Luciferases are widely utilized as genetically encodable reporters in diverse biomedical applications including gene expression analysis, biomolecular interaction studies, in vitro diagnostics, and preclinical drug screening. Compared to fluorescent and colorimetric methods, luciferase-based assays offer superior sensitivity, broad dynamic range, and low background interference. However, for decades, the time-dependent nature of luciferase-catalyzed photon emission has been largely overlooked, resulting in compromised quantification and misinterpretation of luciferase activity and cellular reporter assays. In this study, we integrate computational modeling with experimental validation to systematically define the key enzyme kinetic parameters influencing the signal dynamics of commonly used luciferases, particularly those that govern signal intensity and duration, which are critical for reproducible luciferase assays.
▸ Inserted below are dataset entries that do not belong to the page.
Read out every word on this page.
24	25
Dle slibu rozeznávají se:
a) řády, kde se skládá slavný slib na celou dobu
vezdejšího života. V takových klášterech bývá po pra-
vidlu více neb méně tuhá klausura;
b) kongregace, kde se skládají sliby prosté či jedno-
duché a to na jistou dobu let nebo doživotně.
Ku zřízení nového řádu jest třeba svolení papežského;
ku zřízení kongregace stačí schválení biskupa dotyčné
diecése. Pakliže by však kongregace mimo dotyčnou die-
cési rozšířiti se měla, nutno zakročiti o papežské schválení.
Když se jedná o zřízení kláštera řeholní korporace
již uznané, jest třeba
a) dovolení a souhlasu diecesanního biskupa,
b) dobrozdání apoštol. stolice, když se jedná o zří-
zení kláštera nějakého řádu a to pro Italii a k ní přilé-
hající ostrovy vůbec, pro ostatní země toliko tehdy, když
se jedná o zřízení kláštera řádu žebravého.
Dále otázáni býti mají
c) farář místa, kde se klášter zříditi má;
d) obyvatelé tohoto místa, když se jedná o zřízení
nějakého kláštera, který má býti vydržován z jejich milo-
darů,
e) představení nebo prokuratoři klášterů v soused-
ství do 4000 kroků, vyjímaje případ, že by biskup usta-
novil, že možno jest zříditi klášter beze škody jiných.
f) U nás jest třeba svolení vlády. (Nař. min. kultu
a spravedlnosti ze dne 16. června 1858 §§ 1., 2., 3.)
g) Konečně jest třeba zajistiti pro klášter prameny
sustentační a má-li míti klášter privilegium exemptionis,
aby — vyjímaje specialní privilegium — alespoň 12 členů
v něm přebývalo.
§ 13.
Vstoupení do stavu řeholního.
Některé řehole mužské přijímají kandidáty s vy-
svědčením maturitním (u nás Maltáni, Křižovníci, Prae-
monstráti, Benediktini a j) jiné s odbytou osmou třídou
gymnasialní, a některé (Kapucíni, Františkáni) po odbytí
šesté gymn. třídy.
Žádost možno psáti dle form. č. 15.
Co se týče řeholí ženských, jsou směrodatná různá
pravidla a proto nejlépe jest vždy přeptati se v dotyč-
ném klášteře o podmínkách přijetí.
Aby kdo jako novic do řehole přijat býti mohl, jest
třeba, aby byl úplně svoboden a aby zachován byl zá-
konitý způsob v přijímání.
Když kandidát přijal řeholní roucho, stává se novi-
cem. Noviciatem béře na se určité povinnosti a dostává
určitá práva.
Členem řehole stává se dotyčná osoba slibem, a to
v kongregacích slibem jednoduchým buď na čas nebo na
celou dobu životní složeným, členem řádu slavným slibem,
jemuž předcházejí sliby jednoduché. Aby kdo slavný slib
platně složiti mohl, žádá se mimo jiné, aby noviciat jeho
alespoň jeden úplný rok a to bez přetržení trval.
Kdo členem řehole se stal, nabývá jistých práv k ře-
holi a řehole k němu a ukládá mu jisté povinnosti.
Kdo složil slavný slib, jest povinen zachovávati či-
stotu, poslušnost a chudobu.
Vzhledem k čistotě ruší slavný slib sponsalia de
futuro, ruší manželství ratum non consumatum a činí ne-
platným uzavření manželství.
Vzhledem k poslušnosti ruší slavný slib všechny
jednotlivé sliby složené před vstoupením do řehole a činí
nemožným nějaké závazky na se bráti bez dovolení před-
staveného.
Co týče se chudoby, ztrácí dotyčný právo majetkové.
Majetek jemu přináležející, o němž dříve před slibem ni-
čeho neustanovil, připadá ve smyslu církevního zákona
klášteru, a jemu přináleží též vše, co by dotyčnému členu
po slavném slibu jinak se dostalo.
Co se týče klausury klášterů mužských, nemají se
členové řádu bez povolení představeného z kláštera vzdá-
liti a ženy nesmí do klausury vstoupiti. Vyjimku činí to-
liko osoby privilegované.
We demonstrate that ensuring glow-type emission kinetics of luciferase-based luminescence is the key to improving assay quantification, sensitivity, and reproducibility in both in vitro and in cellulo formats. Under optimized assay conditions, we conducted a high-throughput screen of over 8000 bioactive compounds to evaluate nonspecific stabilization and small-molecule interference across benchmarked luciferase reporters. Notably, the recently developed de novo luciferase, LuxSit Pro, exhibited extended signal duration, improved linear dynamic range, and reduced false-positive and false-negative rates compared with luciferases derived from nature. This study provides a comprehensive framework for selecting appropriate luciferase systems, implementing open-access buffer recipes, and applying tailored data analysis strategies to suit diverse experimental objectives. Our roadmap for reliable luminescent assays offers practical guidelines to improve the fidelity, scalability, and versatility of luciferase-based readouts across a wide range of biological and translational applications.